Smart Dying: Learning from nature    Submitted by Brent Chadwell, Attackman for Dublin Coffman

There are many patterns you can dye your stick, but it is easier for the goalie to read your shot when your head sticks out like a sore thumb. If you die your stick in a striped pattern, the goalie will not be able to read your shots. This is an advantage even over a white head. The best way to do this is a three color vertical striped pattern (the stripes should run up and down if your stick is parallel to the ground). I've found that red, yellow, and black work well together. The reason the goalie can't read your shot with a striped stick is that the striped pattern will create an after image, making your stick look larger and distorted at high speeds (such as on shots). Many animals have evolved to survive using this pattern. The zebra and milk snake both use a striped pattern to make themselves appear bigger. I hope this helps.



Gourmet Leather Treatment    Submitted by Cameron

When I am preparing leathers for stringing a stick I stretch them and wash them with a very diluted solution of soap and water. After they dry, I massage olive oil into the leathers. I have found that this keeps them supple as well as making them resistant to water. And yes, Extra Virgin is the best!


Dribble Design    Submitted by Scott Israel

I love your website, especially the stick tech section. I've tried a ton of your pocket/pinching/dyeing ideas and I'd like to share one of mine. To get a wicked dye design on your stick, heat the hot glue in a glue gun so its liquidy and pour it down your head so that you get a cool dribble design. Note: Use the same precautions as you would normally with hot glue, and do it outside on top of some newspapers or something so the runnof doesn't ruin anything.
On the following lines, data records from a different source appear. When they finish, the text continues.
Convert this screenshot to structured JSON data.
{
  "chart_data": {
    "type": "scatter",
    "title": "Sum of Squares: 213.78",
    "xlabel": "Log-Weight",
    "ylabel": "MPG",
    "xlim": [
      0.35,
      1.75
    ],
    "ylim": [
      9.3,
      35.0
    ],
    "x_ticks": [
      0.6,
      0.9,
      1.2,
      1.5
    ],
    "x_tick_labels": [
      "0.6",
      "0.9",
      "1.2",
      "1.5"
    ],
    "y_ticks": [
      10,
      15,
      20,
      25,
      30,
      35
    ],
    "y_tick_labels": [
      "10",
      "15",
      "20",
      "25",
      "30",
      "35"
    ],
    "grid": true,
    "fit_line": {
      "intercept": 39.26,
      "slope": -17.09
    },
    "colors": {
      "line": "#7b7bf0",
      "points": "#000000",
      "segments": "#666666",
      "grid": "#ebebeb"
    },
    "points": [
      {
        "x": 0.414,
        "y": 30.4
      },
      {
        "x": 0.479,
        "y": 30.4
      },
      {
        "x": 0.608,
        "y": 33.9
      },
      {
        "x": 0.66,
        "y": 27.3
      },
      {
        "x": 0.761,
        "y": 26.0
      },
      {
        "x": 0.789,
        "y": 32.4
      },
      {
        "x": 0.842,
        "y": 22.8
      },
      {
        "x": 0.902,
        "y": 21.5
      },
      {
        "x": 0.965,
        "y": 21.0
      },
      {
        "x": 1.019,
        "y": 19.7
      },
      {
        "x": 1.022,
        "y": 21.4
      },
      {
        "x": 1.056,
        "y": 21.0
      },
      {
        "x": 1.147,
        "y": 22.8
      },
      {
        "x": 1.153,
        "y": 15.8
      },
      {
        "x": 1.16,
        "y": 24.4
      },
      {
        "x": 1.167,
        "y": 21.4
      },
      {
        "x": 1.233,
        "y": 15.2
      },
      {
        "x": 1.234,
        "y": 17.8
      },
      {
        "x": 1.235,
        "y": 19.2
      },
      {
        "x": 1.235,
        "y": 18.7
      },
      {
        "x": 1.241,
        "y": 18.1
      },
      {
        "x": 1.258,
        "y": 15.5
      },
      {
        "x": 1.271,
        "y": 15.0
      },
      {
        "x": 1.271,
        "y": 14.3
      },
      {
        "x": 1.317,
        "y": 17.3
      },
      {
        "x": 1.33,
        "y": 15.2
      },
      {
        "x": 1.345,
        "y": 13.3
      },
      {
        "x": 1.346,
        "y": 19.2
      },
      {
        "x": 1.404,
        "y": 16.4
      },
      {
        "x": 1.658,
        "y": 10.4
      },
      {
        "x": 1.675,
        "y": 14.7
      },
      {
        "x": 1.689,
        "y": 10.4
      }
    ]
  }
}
String Your Own!     Submitted by Tom Major

One thing to remember when learning to string your own pocket is that once you learn the basics, it's really up to you. A lot of people think that they need to find a pocket that is already existing omewhere that is perfect for them when however, if they know what they want they should experiment on their own. With the knowledge of basic stringing techniques one can create their own pocket that is absolutely perfect for what they want, and maybe they will stumble across something that they like, and spread it on to others. Remember, if you invent a pocket, you get to NAME it too! Good luck with your own string jobs!"


Don't Bathe Alone     Submitted by Rob Clark

A good way to break in a hardmesh or monstermesh pocket is to bring it in the shower with you and put soap and shampoo on the strings while stretching out the pocket, this helps make the mesh softer, just use a pocket screw or the old knife trick after its dry.